I'm trying to create a Solr collection with 5 shards and a replication factor of 2. I have 5 physical servers. Normally, this would distribute all 10 replicas evenly among the available servers.
But, when starting Solr Cloud with a -h
(hostname) param to give every Solr instance an individual, but constant hostname, this doesn't work any more. The distribution then looks like this:
solr-0:
wikipedia_shard1_replica1 wikipedia_shard2_replica1 wikipedia_shard3_replica2 wikipedia_shard4_replica1 wikipedia_shard4_replica2
solr-1:
solr-2:
wikipedia_shard3_replica1 wikipedia_shard5_replica1 wikipedia_shard5_replica2
solr-3:
wikipedia_shard1_replica2
solr-4:
wikipedia_shard2_replica2
I tried using Rule-based Replica Placement, but the rules seem to be ignored.
I need to use hostnames, because Solr runs in a Kubernetes cluster, where IP adresses change frequently and Solr won't find it's cores after a container restart.

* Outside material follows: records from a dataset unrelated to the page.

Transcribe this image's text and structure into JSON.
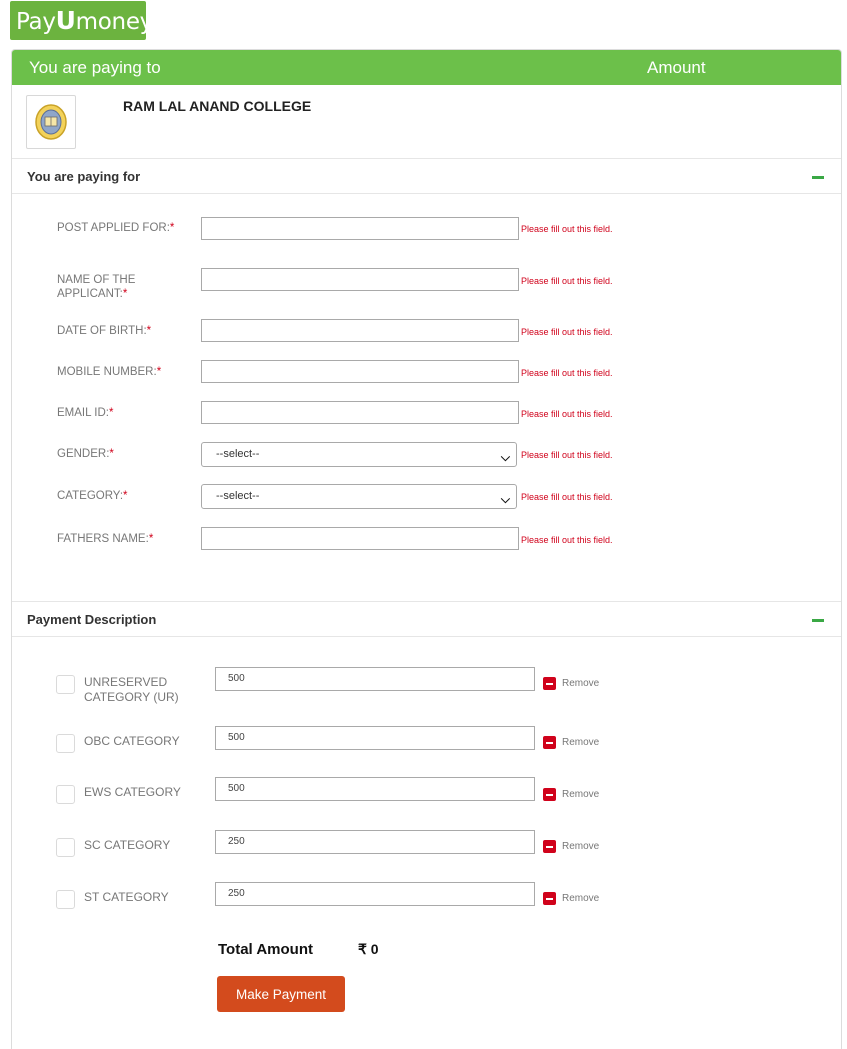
{
  "brand": {
    "logo_text_a": "Pay",
    "logo_text_u": "U",
    "logo_text_b": "money",
    "color": "#6cb33f"
  },
  "header": {
    "left": "You are paying to",
    "right": "Amount",
    "color": "#6cc04a"
  },
  "merchant": {
    "name": "RAM LAL ANAND COLLEGE"
  },
  "details": {
    "title": "You are paying for",
    "fields": [
      {
        "label": "POST APPLIED FOR:",
        "type": "text",
        "value": "",
        "error": "Please fill out this field."
      },
      {
        "label": "NAME OF THE APPLICANT:",
        "type": "text",
        "value": "",
        "error": "Please fill out this field."
      },
      {
        "label": "DATE OF BIRTH:",
        "type": "text",
        "value": "",
        "error": "Please fill out this field."
      },
      {
        "label": "MOBILE NUMBER:",
        "type": "text",
        "value": "",
        "error": "Please fill out this field."
      },
      {
        "label": "EMAIL ID:",
        "type": "text",
        "value": "",
        "error": "Please fill out this field."
      },
      {
        "label": "GENDER:",
        "type": "select",
        "value": "--select--",
        "error": "Please fill out this field."
      },
      {
        "label": "CATEGORY:",
        "type": "select",
        "value": "--select--",
        "error": "Please fill out this field."
      },
      {
        "label": "FATHERS NAME:",
        "type": "text",
        "value": "",
        "error": "Please fill out this field."
      }
    ],
    "required_mark": "*"
  },
  "payment": {
    "title": "Payment Description",
    "remove_label": "Remove",
    "items": [
      {
        "label": "UNRESERVED CATEGORY (UR)",
        "amount": "500",
        "checked": false
      },
      {
        "label": "OBC CATEGORY",
        "amount": "500",
        "checked": false
      },
      {
        "label": "EWS CATEGORY",
        "amount": "500",
        "checked": false
      },
      {
        "label": "SC CATEGORY",
        "amount": "250",
        "checked": false
      },
      {
        "label": "ST CATEGORY",
        "amount": "250",
        "checked": false
      }
    ],
    "total_label": "Total Amount",
    "total_value": "₹ 0",
    "pay_button": "Make Payment",
    "button_color": "#d34b1d"
  }
}
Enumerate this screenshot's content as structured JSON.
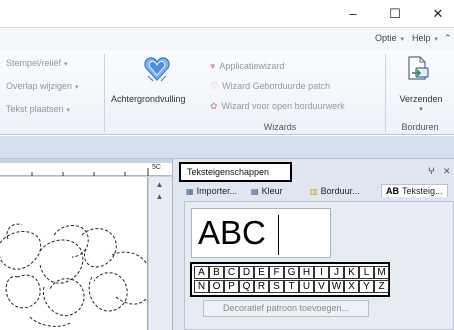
{
  "window": {
    "minimize_glyph": "–",
    "maximize_glyph": "☐",
    "close_glyph": "✕"
  },
  "option_row": {
    "options_label": "Optie",
    "help_label": "Help",
    "caret": "▾",
    "extra_caret": "⌃"
  },
  "ribbon": {
    "left_items": [
      {
        "label": "Stempel/reliëf"
      },
      {
        "label": "Overlap wijzigen"
      },
      {
        "label": "Tekst plaatsen"
      }
    ],
    "background_fill": {
      "label": "Achtergrondvulling",
      "icon": "quilting-heart-icon"
    },
    "wizards": [
      {
        "label": "Applicatiewizard",
        "icon": "heart-icon"
      },
      {
        "label": "Wizard Geborduurde patch",
        "icon": "heart-outline-icon"
      },
      {
        "label": "Wizard voor open borduurwerk",
        "icon": "flower-icon"
      }
    ],
    "wizards_group_label": "Wizards",
    "send": {
      "label": "Verzenden",
      "icon": "send-document-icon"
    },
    "embroidery_group_label": "Borduren",
    "caret": "▾"
  },
  "ruler": {
    "mark_label": "5C"
  },
  "text_panel": {
    "title": "Teksteigenschappen",
    "pin_glyph": "ⵖ",
    "close_glyph": "✕",
    "tabs": [
      {
        "label": "Importer...",
        "icon": "import-icon"
      },
      {
        "label": "Kleur",
        "icon": "color-icon"
      },
      {
        "label": "Borduur...",
        "icon": "embroidery-icon"
      },
      {
        "label": "Teksteig...",
        "icon": "text-properties-icon",
        "icon_text": "AB"
      }
    ],
    "preview_text": "ABC",
    "char_rows": [
      [
        "A",
        "B",
        "C",
        "D",
        "E",
        "F",
        "G",
        "H",
        "I",
        "J",
        "K",
        "L",
        "M"
      ],
      [
        "N",
        "O",
        "P",
        "Q",
        "R",
        "S",
        "T",
        "U",
        "V",
        "W",
        "X",
        "Y",
        "Z"
      ]
    ],
    "decorative_button": "Decoratief patroon toevoegen..."
  }
}
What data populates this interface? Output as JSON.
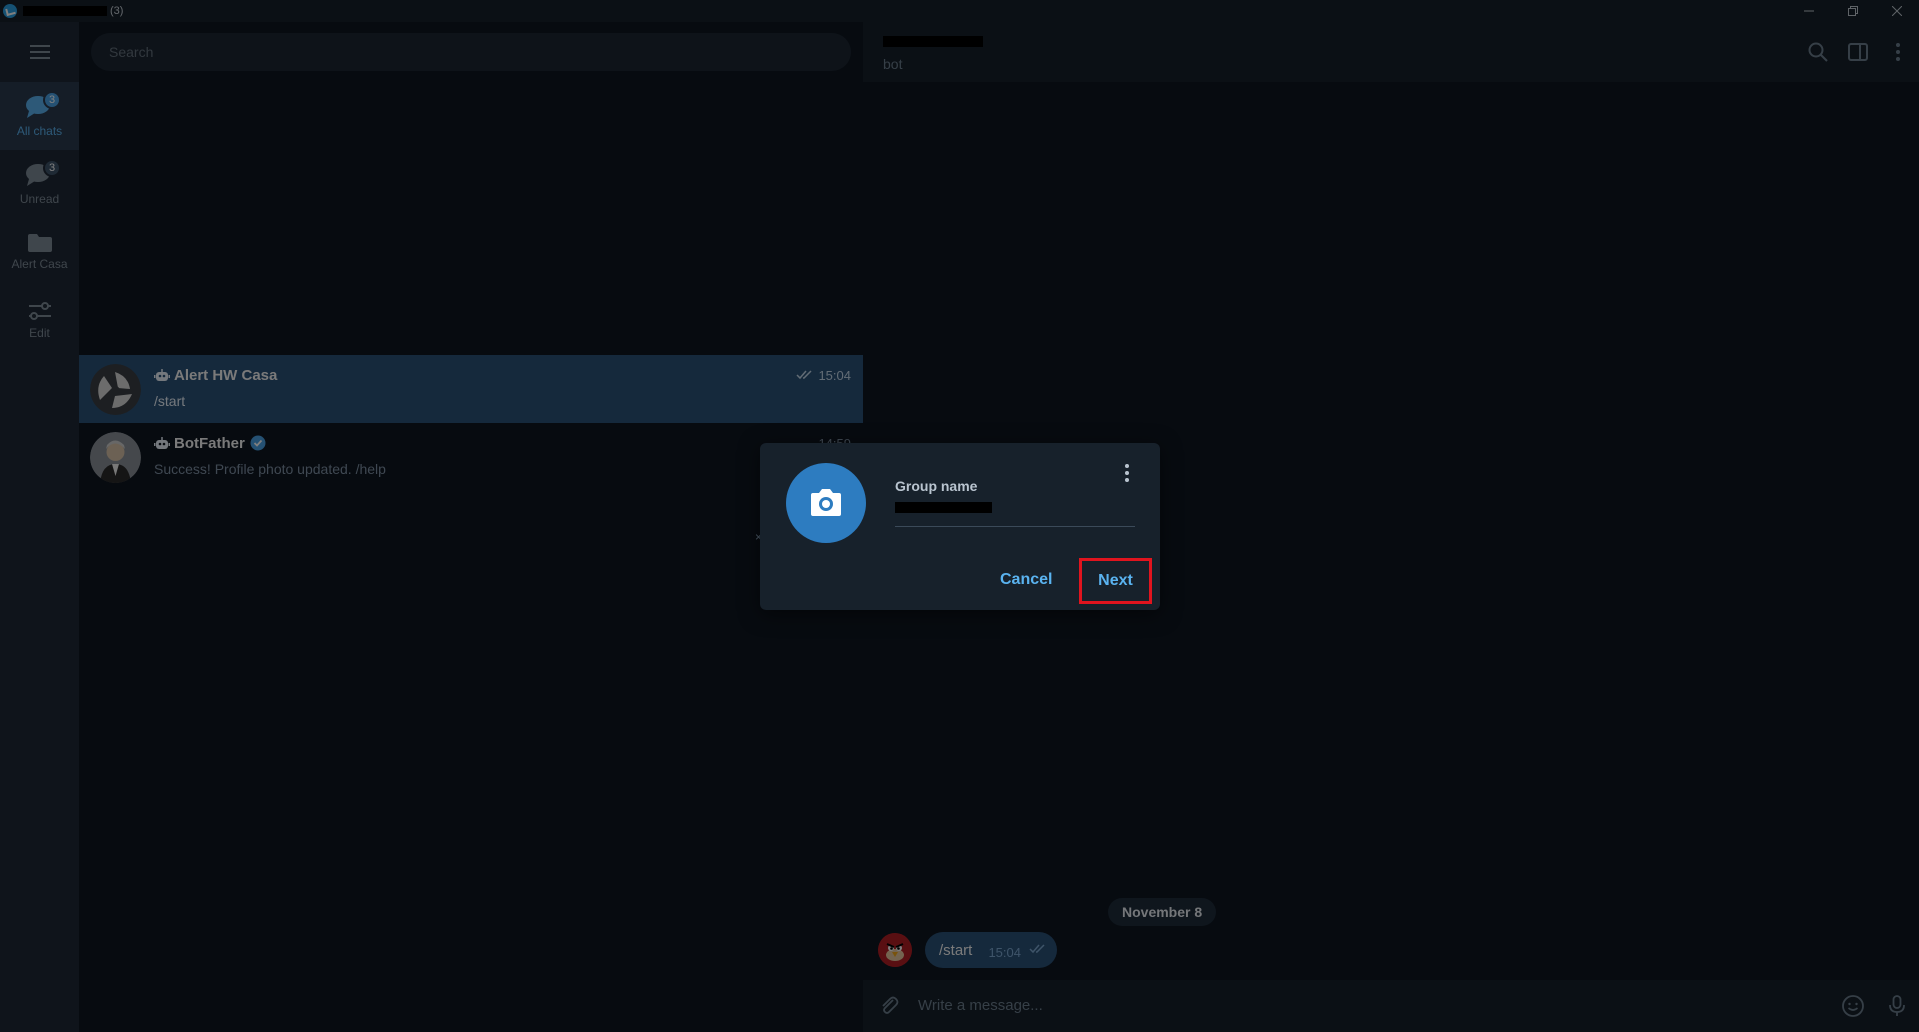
{
  "titlebar": {
    "count": "(3)"
  },
  "folders": [
    {
      "label": "All chats",
      "badge": "3",
      "icon": "chat-bubbles-icon"
    },
    {
      "label": "Unread",
      "badge": "3",
      "icon": "chat-bubbles-icon"
    },
    {
      "label": "Alert Casa",
      "icon": "folder-icon"
    },
    {
      "label": "Edit",
      "icon": "sliders-icon"
    }
  ],
  "search": {
    "placeholder": "Search"
  },
  "chats": [
    {
      "name": "Alert HW Casa",
      "message": "/start",
      "time": "15:04"
    },
    {
      "name": "BotFather",
      "message": "Success! Profile photo updated. /help",
      "time": "14:59"
    }
  ],
  "chat_header": {
    "status": "bot"
  },
  "conversation": {
    "date": "November 8",
    "message": "/start",
    "time": "15:04"
  },
  "composer": {
    "placeholder": "Write a message..."
  },
  "dialog": {
    "field_label": "Group name",
    "cancel": "Cancel",
    "next": "Next"
  },
  "colors": {
    "accent": "#5ab3f0",
    "highlight": "#e0141e",
    "selected_row": "#2b5278",
    "photo_button": "#2d7cc0"
  }
}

I first suspected a newer Solr version to be the cause of this, but I narrowed it down to the hostname problem.
Is there any solution for this?
The solution was actually quite simple (but not really documented):
When creating a Service
in OpenShift/Kubernetes, all matching Pods get backed by a load balancer. When all Solr instances get assigned an unique hostname, this hostnames would all resolve to one single IP address (that of the load balancer).
Solr somehow can't deal with that and fails to distribute its shards evenly.
The solution is to use headless services from Kubernetes. Headless services aren't backed by a load balancer and therefore every hostname resolves to an unique IP address.